Curiosa coincidencia, en lo que se refiere al valor determinante de los procedimientos formales, con el sistema jurídico kelseniano, si se tiene en cuenta que los puntos de partida son exactamente opuestos. El punto de partida era para Kelsen que, «como no se puede conocer ni afirmar nada objetivo sobre los valores materiales en Derecho, éste hay que reducirlo a un sistema de reglas fundamentalmente relativas al procedimiento». En el mundo de la Teoría Pura las decisiones tienen validez porque se han producido por el procedimiento establecido por una norma a la que aquéllas están vinculadas. Una norma jurídica no vale porque tiene un contenido determinado, sino porque ha sido creada de un modo determinado y legitimado, en último término, por una norma fundamental presupuesta.

El punto de partida de la ponderación, por el contrario, es la necesidad de dar cabida a los valores en el Derecho (principios, conceptos axiológicos, etc.); o sea, un comienzo, al menos prima facie opuesto al de la teoría pura del Derecho. Y sin embargo, si no existe consenso sobre contenidos materiales de los valores, todo acaba reduciéndose a una cuestión formal de corrección procedimental.

ALGUNAS RESPUESTAS

Todos estos peligros son, desde luego, innegables, pero también, a mi juicio, inevitables.
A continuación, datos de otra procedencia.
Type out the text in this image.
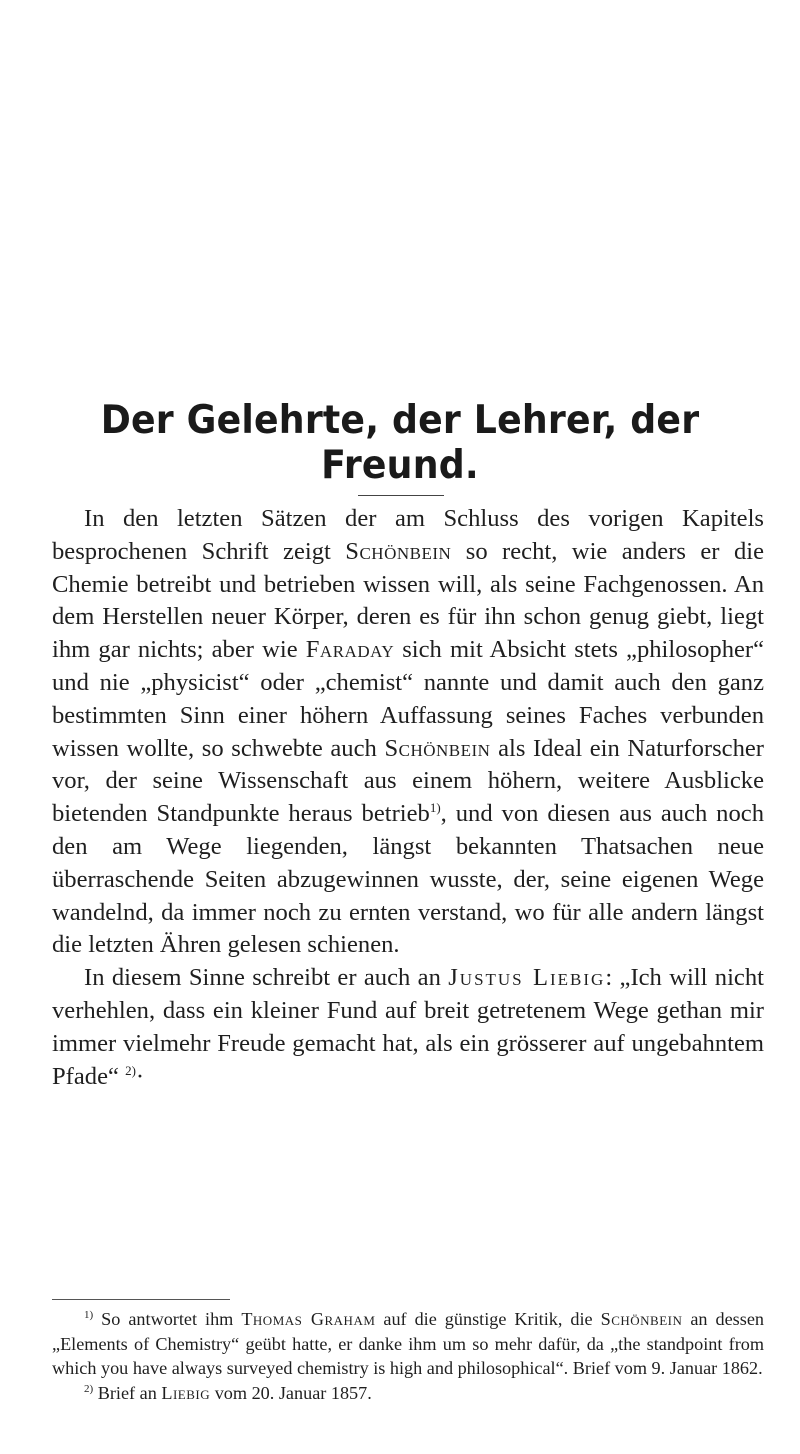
Der Gelehrte, der Lehrer, der Freund.

In den letzten Sätzen der am Schluss des vorigen Kapitels besprochenen Schrift zeigt Schönbein so recht, wie anders er die Chemie betreibt und betrieben wissen will, als seine Fachgenossen. An dem Herstellen neuer Körper, deren es für ihn schon genug giebt, liegt ihm gar nichts; aber wie Faraday sich mit Absicht stets „philosopher“ und nie „physicist“ oder „chemist“ nannte und damit auch den ganz bestimmten Sinn einer höhern Auffassung seines Faches verbunden wissen wollte, so schwebte auch Schönbein als Ideal ein Naturforscher vor, der seine Wissenschaft aus einem höhern, weitere Ausblicke bietenden Standpunkte heraus betrieb$^{1)}$, und von diesen aus auch noch den am Wege liegenden, längst bekannten Thatsachen neue überraschende Seiten abzugewinnen wusste, der, seine eigenen Wege wandelnd, da immer noch zu ernten verstand, wo für alle andern längst die letzten Ähren gelesen schienen.

In diesem Sinne schreibt er auch an Justus Liebig: „Ich will nicht verhehlen, dass ein kleiner Fund auf breit getretenem Wege gethan mir immer vielmehr Freude gemacht hat, als ein grösserer auf ungebahntem Pfade“ $^{2)}$·

$^{1)}$ So antwortet ihm Thomas Graham auf die günstige Kritik, die Schönbein an dessen „Elements of Chemistry“ geübt hatte, er danke ihm um so mehr dafür, da „the standpoint from which you have always surveyed chemistry is high and philosophical“. Brief vom 9. Januar 1862.

$^{2)}$ Brief an Liebig vom 20. Januar 1857.
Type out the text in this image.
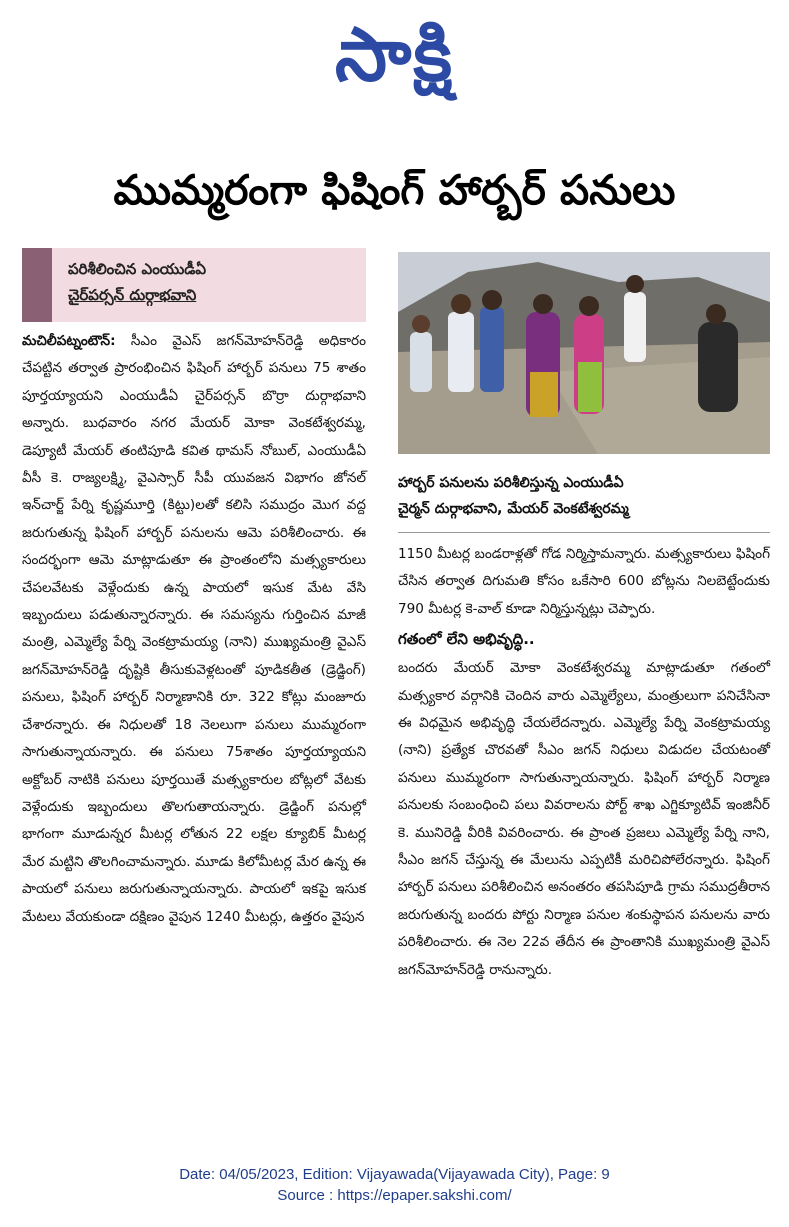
సాక్షి
ముమ్మరంగా ఫిషింగ్ హార్బర్ పనులు
పరిశీలించిన ఎంయుడీఏ
చైర్‌పర్సన్ దుర్గాభవాని

మచిలీపట్నంటౌన్: సీఎం వైఎస్ జగన్‌మోహన్‌రెడ్డి అధికారం చేపట్టిన తర్వాత ప్రారంభించిన ఫిషింగ్ హార్బర్ పనులు 75 శాతం పూర్తయ్యాయని ఎంయుడీఏ చైర్‌పర్సన్ బొర్రా దుర్గాభవాని అన్నారు. బుధవారం నగర మేయర్ మోకా వెంకటేశ్వరమ్మ, డెప్యూటీ మేయర్ తంటిపూడి కవిత థామస్ నోబుల్, ఎంయుడీఏ వీసీ కె. రాజ్యలక్ష్మి, వైఎస్సార్ సీపీ యువజన విభాగం జోనల్ ఇన్‌చార్జ్ పేర్ని కృష్ణమూర్తి (కిట్టు)లతో కలిసి సముద్రం మొగ వద్ద జరుగుతున్న ఫిషింగ్ హార్బర్ పనులను ఆమె పరిశీలించారు. ఈ సందర్భంగా ఆమె మాట్లాడుతూ ఈ ప్రాంతంలోని మత్స్యకారులు చేపలవేటకు వెళ్లేందుకు ఉన్న పాయలో ఇసుక మేట వేసి ఇబ్బందులు పడుతున్నారన్నారు. ఈ సమస్యను గుర్తించిన మాజీ మంత్రి, ఎమ్మెల్యే పేర్ని వెంకట్రామయ్య (నాని) ముఖ్యమంత్రి వైఎస్ జగన్‌మోహన్‌రెడ్డి దృష్టికి తీసుకువెళ్లటంతో పూడికతీత (డ్రెడ్జింగ్) పనులు, ఫిషింగ్ హార్బర్ నిర్మాణానికి రూ. 322 కోట్లు మంజూరు చేశారన్నారు. ఈ నిధులతో 18 నెలలుగా పనులు ముమ్మరంగా సాగుతున్నాయన్నారు. ఈ పనులు 75శాతం పూర్తయ్యాయని అక్టోబర్ నాటికి పనులు పూర్తయితే మత్స్యకారుల బోట్లలో వేటకు వెళ్లేందుకు ఇబ్బందులు తొలగుతాయన్నారు. డ్రెడ్జింగ్ పనుల్లో భాగంగా మూడున్నర మీటర్ల లోతున 22 లక్షల క్యూబిక్ మీటర్ల మేర మట్టిని తొలగించామన్నారు. మూడు కిలోమీటర్ల మేర ఉన్న ఈ పాయలో పనులు జరుగుతున్నాయన్నారు. పాయలో ఇకపై ఇసుక మేటలు వేయకుండా దక్షిణం వైపున 1240 మీటర్లు, ఉత్తరం వైపున

హార్బర్ పనులను పరిశీలిస్తున్న ఎంయుడీఏ
చైర్మన్ దుర్గాభవాని, మేయర్ వెంకటేశ్వరమ్మ

1150 మీటర్ల బండరాళ్లతో గోడ నిర్మిస్తామన్నారు. మత్స్యకారులు ఫిషింగ్ చేసిన తర్వాత దిగుమతి కోసం ఒకేసారి 600 బోట్లను నిలబెట్టేందుకు 790 మీటర్ల కె-వాల్ కూడా నిర్మిస్తున్నట్లు చెప్పారు.

గతంలో లేని అభివృద్ధి..

బందరు మేయర్ మోకా వెంకటేశ్వరమ్మ మాట్లాడుతూ గతంలో మత్స్యకార వర్గానికి చెందిన వారు ఎమ్మెల్యేలు, మంత్రులుగా పనిచేసినా ఈ విధమైన అభివృద్ధి చేయలేదన్నారు. ఎమ్మెల్యే పేర్ని వెంకట్రామయ్య (నాని) ప్రత్యేక చొరవతో సీఎం జగన్ నిధులు విడుదల చేయటంతో పనులు ముమ్మరంగా సాగుతున్నాయన్నారు. ఫిషింగ్ హార్బర్ నిర్మాణ పనులకు సంబంధించి పలు వివరాలను పోర్ట్ శాఖ ఎగ్జిక్యూటివ్ ఇంజినీర్ కె. మునిరెడ్డి వీరికి వివరించారు. ఈ ప్రాంత ప్రజలు ఎమ్మెల్యే పేర్ని నాని, సీఎం జగన్ చేస్తున్న ఈ మేలును ఎప్పటికీ మరిచిపోలేరన్నారు. ఫిషింగ్ హార్బర్ పనులు పరిశీలించిన అనంతరం తపసిపూడి గ్రామ సముద్రతీరాన జరుగుతున్న బందరు పోర్టు నిర్మాణ పనుల శంకుస్థాపన పనులను వారు పరిశీలించారు. ఈ నెల 22వ తేదీన ఈ ప్రాంతానికి ముఖ్యమంత్రి వైఎస్ జగన్‌మోహన్‌రెడ్డి రానున్నారు.

Date: 04/05/2023, Edition: Vijayawada(Vijayawada City), Page: 9
Source : https://epaper.sakshi.com/
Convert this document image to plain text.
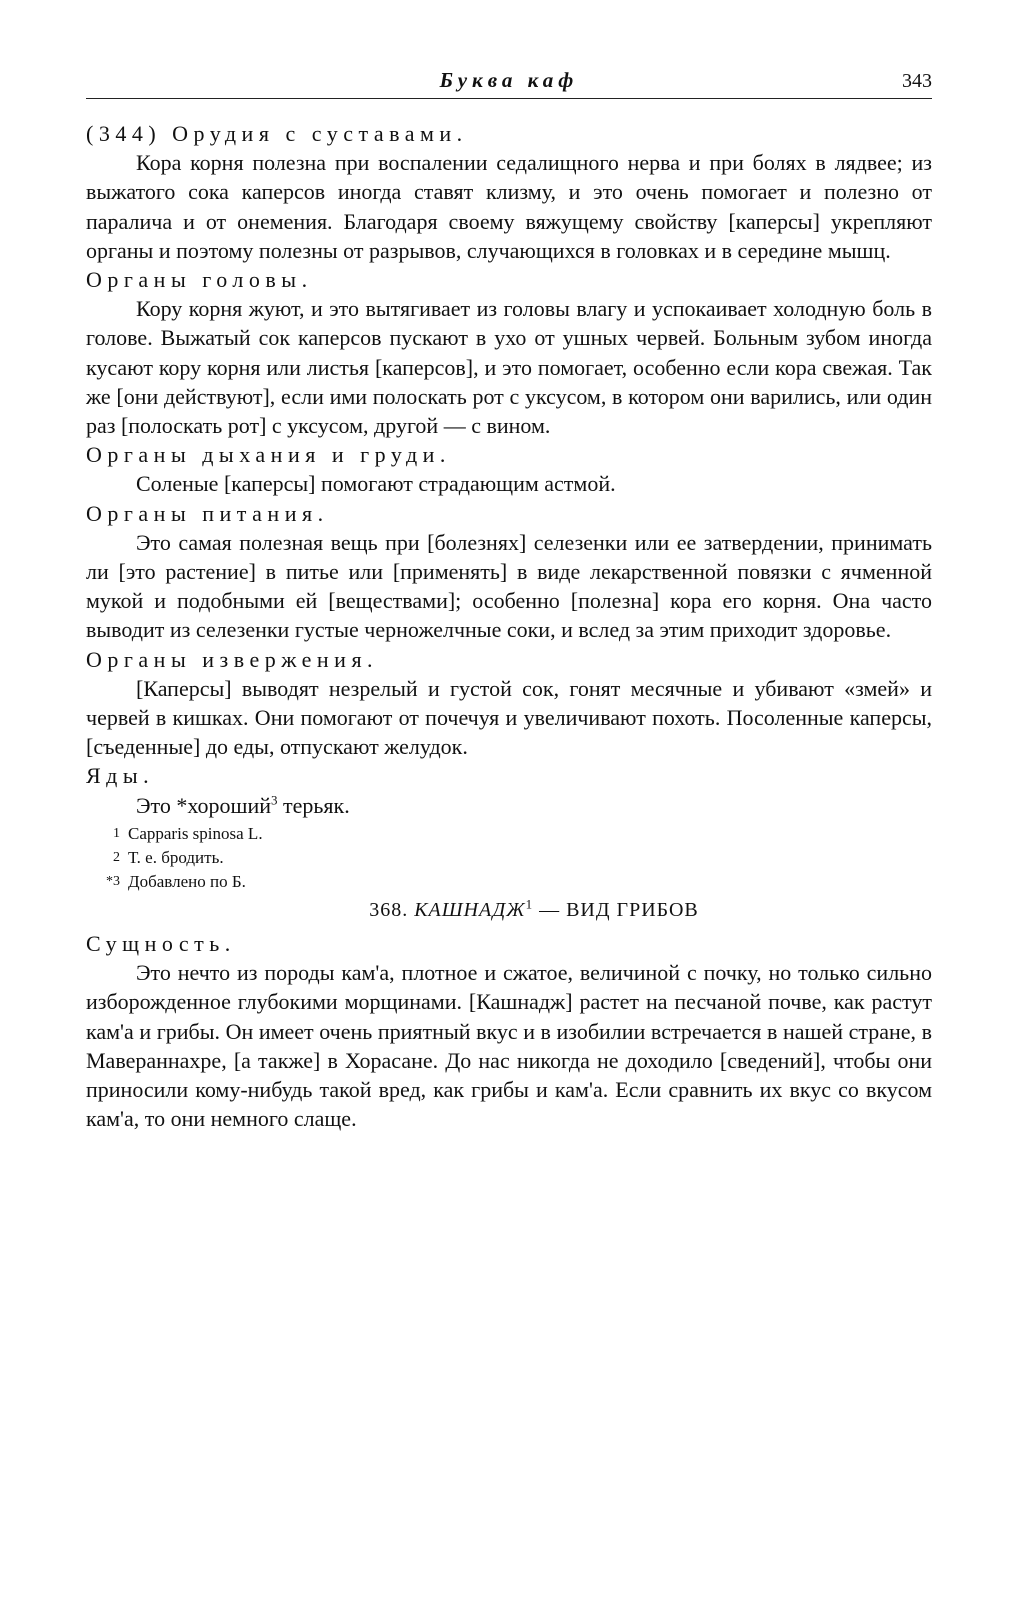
Буква каф	343

(344) Орудия с суставами.

Кора корня полезна при воспалении седалищного нерва и при болях в лядвее; из выжатого сока каперсов иногда ставят клизму, и это очень помогает и полезно от паралича и от онемения. Благодаря своему вяжущему свойству [каперсы] укрепляют органы и поэтому полезны от разрывов, случающихся в головках и в середине мышц.

Органы головы.

Кору корня жуют, и это вытягивает из головы влагу и успокаивает холодную боль в голове. Выжатый сок каперсов пускают в ухо от ушных червей. Больным зубом иногда кусают кору корня или листья [каперсов], и это помогает, особенно если кора свежая. Так же [они действуют], если ими полоскать рот с уксусом, в котором они варились, или один раз [полоскать рот] с уксусом, другой — с вином.

Органы дыхания и груди.

Соленые [каперсы] помогают страдающим астмой.

Органы питания.

Это самая полезная вещь при [болезнях] селезенки или ее затвердении, принимать ли [это растение] в питье или [применять] в виде лекарственной повязки с ячменной мукой и подобными ей [веществами]; особенно [полезна] кора его корня. Она часто выводит из селезенки густые черножелчные соки, и вслед за этим приходит здоровье.

Органы извержения.

[Каперсы] выводят незрелый и густой сок, гонят месячные и убивают «змей» и червей в кишках. Они помогают от почечуя и увеличивают похоть. Посоленные каперсы, [съеденные] до еды, отпускают желудок.

Яды.

Это *хороший$^3$ терьяк.

1 Capparis spinosa L.
2 Т. е. бродить.
*3 Добавлено по Б.
368. КАШНАДЖ$^1$ — ВИД ГРИБОВ

Сущность.

Это нечто из породы кам'а, плотное и сжатое, величиной с почку, но только сильно изборожденное глубокими морщинами. [Кашнадж] растет на песчаной почве, как растут кам'а и грибы. Он имеет очень приятный вкус и в изобилии встречается в нашей стране, в Мавераннахре, [а также] в Хорасане. До нас никогда не доходило [сведений], чтобы они приносили кому-нибудь такой вред, как грибы и кам'а. Если сравнить их вкус со вкусом кам'а, то они немного слаще.
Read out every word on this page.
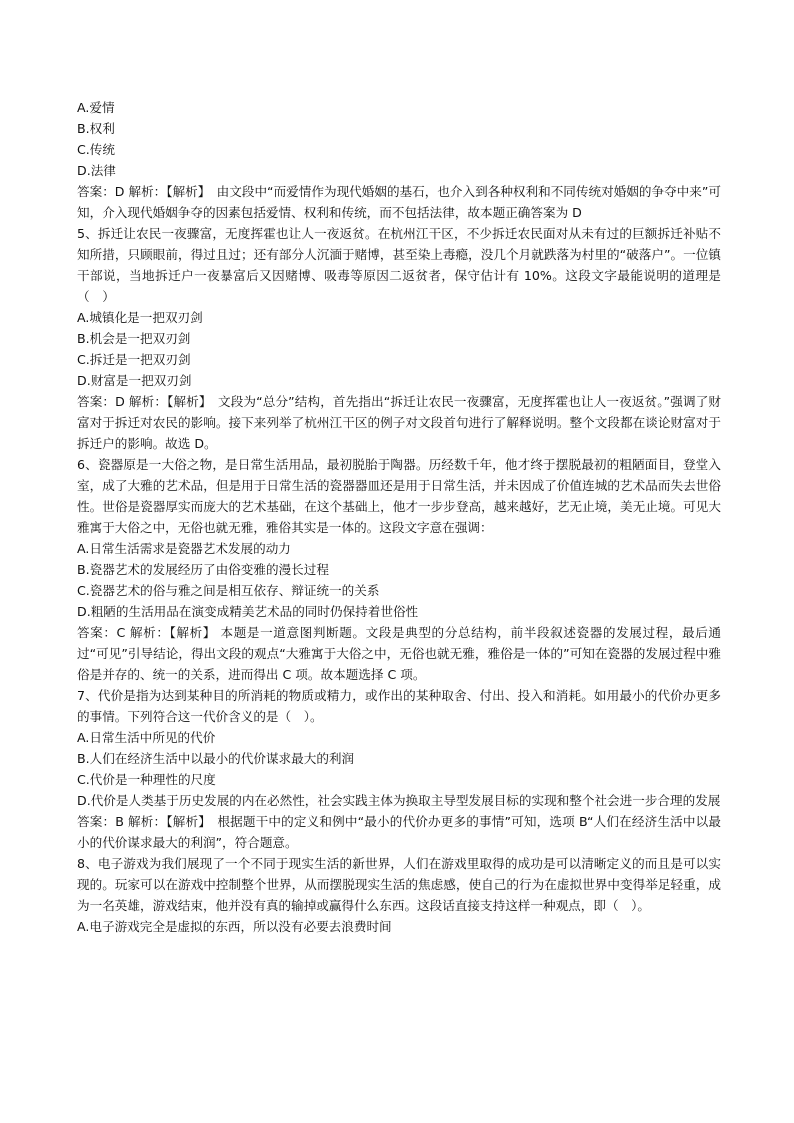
A.爱情

B.权利

C.传统

D.法律

答案：D 解析：【解析】　由文段中“而爱情作为现代婚姻的基石，也介入到各种权利和不同传统对婚姻的争夺中来”可知，介入现代婚姻争夺的因素包括爱情、权利和传统，而不包括法律，故本题正确答案为 D

5、拆迁让农民一夜骤富，无度挥霍也让人一夜返贫。在杭州江干区，不少拆迁农民面对从未有过的巨额拆迁补贴不知所措，只顾眼前，得过且过；还有部分人沉湎于赌博，甚至染上毒瘾，没几个月就跌落为村里的“破落户”。一位镇干部说，当地拆迁户一夜暴富后又因赌博、吸毒等原因二返贫者，保守估计有 10%。这段文字最能说明的道理是（　）

A.城镇化是一把双刃剑

B.机会是一把双刃剑

C.拆迁是一把双刃剑

D.财富是一把双刃剑

答案：D 解析：【解析】　文段为“总分”结构，首先指出“拆迁让农民一夜骤富，无度挥霍也让人一夜返贫。”强调了财富对于拆迁对农民的影响。接下来列举了杭州江干区的例子对文段首句进行了解释说明。整个文段都在谈论财富对于拆迁户的影响。故选 D。

6、瓷器原是一大俗之物，是日常生活用品，最初脱胎于陶器。历经数千年，他才终于摆脱最初的粗陋面目，登堂入室，成了大雅的艺术品，但是用于日常生活的瓷器器皿还是用于日常生活，并未因成了价值连城的艺术品而失去世俗性。世俗是瓷器厚实而庞大的艺术基础，在这个基础上，他才一步步登高，越来越好，艺无止境，美无止境。可见大雅寓于大俗之中，无俗也就无雅，雅俗其实是一体的。这段文字意在强调：

A.日常生活需求是瓷器艺术发展的动力

B.瓷器艺术的发展经历了由俗变雅的漫长过程

C.瓷器艺术的俗与雅之间是相互依存、辩证统一的关系

D.粗陋的生活用品在演变成精美艺术品的同时仍保持着世俗性

答案：C 解析：【解析】 本题是一道意图判断题。文段是典型的分总结构，前半段叙述瓷器的发展过程，最后通过“可见”引导结论，得出文段的观点“大雅寓于大俗之中，无俗也就无雅，雅俗是一体的”可知在瓷器的发展过程中雅俗是并存的、统一的关系，进而得出 C 项。故本题选择 C 项。

7、代价是指为达到某种目的所消耗的物质或精力，或作出的某种取舍、付出、投入和消耗。如用最小的代价办更多的事情。下列符合这一代价含义的是（　）。

A.日常生活中所见的代价

B.人们在经济生活中以最小的代价谋求最大的利润

C.代价是一种理性的尺度

D.代价是人类基于历史发展的内在必然性，社会实践主体为换取主导型发展目标的实现和整个社会进一步合理的发展

答案：B 解析：【解析】　根据题干中的定义和例中“最小的代价办更多的事情”可知，选项 B“人们在经济生活中以最小的代价谋求最大的利润”，符合题意。

8、电子游戏为我们展现了一个不同于现实生活的新世界，人们在游戏里取得的成功是可以清晰定义的而且是可以实现的。玩家可以在游戏中控制整个世界，从而摆脱现实生活的焦虑感，使自己的行为在虚拟世界中变得举足轻重，成为一名英雄，游戏结束，他并没有真的输掉或赢得什么东西。这段话直接支持这样一种观点，即（　）。

A.电子游戏完全是虚拟的东西，所以没有必要去浪费时间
Ya no parece posible dar marcha atrás, ni en la práctica, ni en las tesis teóricas que sirven de sustento a la ponderación. A la aplicación lógico-positiva del Derecho, a los métodos tradicionales de interpretación de las normas y a la subsunción se han añadido, desde hace ya décadas, la introducción de criterios y valores axiológicos, métodos procedentes de lo que, en fórmula sintética, suele denominarse como «ciencias del espíritu» y, en definitiva, una concepción de la ciencia del Derecho como una «forma de pensamiento orientada a valores», que traen de la mano, inevitablemente, el recurso a la ponderación. No parece posible, pues, pretender la exclusión de la ponderación como instrumento del que valerse para determinar lo que es Derecho en cada caso en materia de derechos fundamentales. Ha de tratarse, más bien, de encontrar vías a través de las cuales se eviten o mitiguen los peligros y eventuales excesos a los que se ha hecho referencia.

Por lo que se refiere a los peligros del subjetivismo, de la imprevisibilidad de los resultados, de la ampliación del poder de quien tiene la competencia para decidir en último término, creo que hay que trabajar en la línea de una construcción de la ponderación como método jurídico lo más disciplinado y ordenado posible. No faltan trabajos en este sentido, fuera y dentro de nuestras fronteras. A Robert Alexy se debe la construcción más acabada, según creo, de las tesis que proporcionan un fundamento dogmático a la ponderación (Teoría de los derechos fundamentales, tercera edición alemana, 1996) y la formulación de una «ley de la ponderación» que introduce racionalidad en la argumentación jurídica: en el enfrentamiento entre dos valores o principios, cualquier decisión que se adopte debe cumplir la regla según la cual «cuanto mayor sea el perjuicio que se causa a uno de los principios en conflicto, mayor ha de ser la importancia del cumplimiento de su contrario». Al legislador debe corresponder establecer prevalencias entre los principios, para que no quede entregado todo a la decisión caso por caso en los órganos judiciales que aplicarían únicamente los poco concretos preceptos constitucionales. Se ha criticado que este establecimiento de prevalencias entre principios y derechos constitucionales por el legislador «se asemeja mucho a una tarea constituyente» que estaría vedada a un poder constituido (Prieto Sanchís). Discrepo de esa opinión en el ámbito en que la Constitución permite al legislador regular los derechos fundamentales, con el límite del respeto a su contenido esencial.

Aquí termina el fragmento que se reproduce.